Fresh every day .

この島に停泊して三日目、今日は特に何もやることが無かったので船尾で一日中寝ているといつの間にか待ちに待った夜が来ていた。そのことにギョッと驚いた俺は急いで飯を掻き込み街灯の明かりの中を走り出すと船の中から聞こえてくる仲間たちの騒ぎ声がここまで響いてきて何となく心強くなった。早く、もっと早く走れ俺。大きく足を動かして、自分から会いに行きたいんだ。早くあいつを一目見たいんだ。

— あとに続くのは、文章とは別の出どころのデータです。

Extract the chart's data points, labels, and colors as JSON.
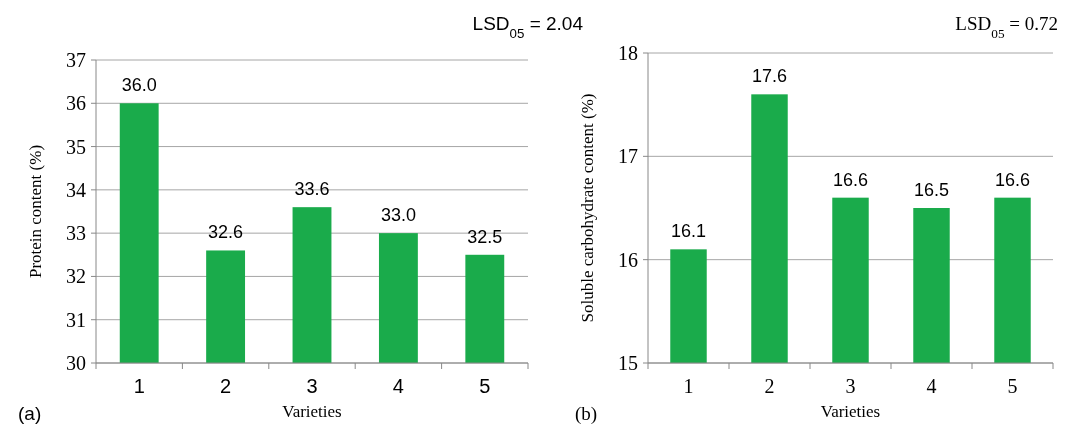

勢いよく走ったかいあって案外早めにバーに着くことが出来たがはあ、はあ、と息を切らしていたので手で汗を拭い、息を整えてからバーのドアを開けた。

「よお」

転がっている酒瓶を避けながらなまえの隣に腰をかけたが当のあいつはカウンターに突っ伏したまま微動だにしなかった。な、なんだこいつ…と不審に思った俺はゆさゆさとなまえを揺すってみたがそれでも反応はなかった。

「…寝てやがる。」

はあ…、とホトホト呆れた俺はとりあえず隣で寝息を立てているなまえの方向を向きながら頬杖をついた。ちくたくと秒針が進む中、ただ待っているのも暇だったのであいつのまじまじと顔を眺めてみるとこいつが以外と整った顔していることに気が付いた。だって色白だし睫毛も長いし鼻筋もスラッとしているし唇も綺麗だし…ん?でもこいつ、目の下に少しだけ隈が出来てるな。もしかして疲れていたのか?……ま、そりゃそうか。毎日酒や食べ物を仕入れたり、客の為に料理を振る舞ったり客の相手をするのが朝から晩まで続くんだもんな。大変に決まってるよな。

「………」

「スー…」

「まあ…おつかれ。」

俺は椅子にかかってたブランケットをあいつにかけてやり店を出た。とりあえずもう今日はこのまま帰ろう。また明日、また明日会いに行けばいい。まだ時間はたっぷりある。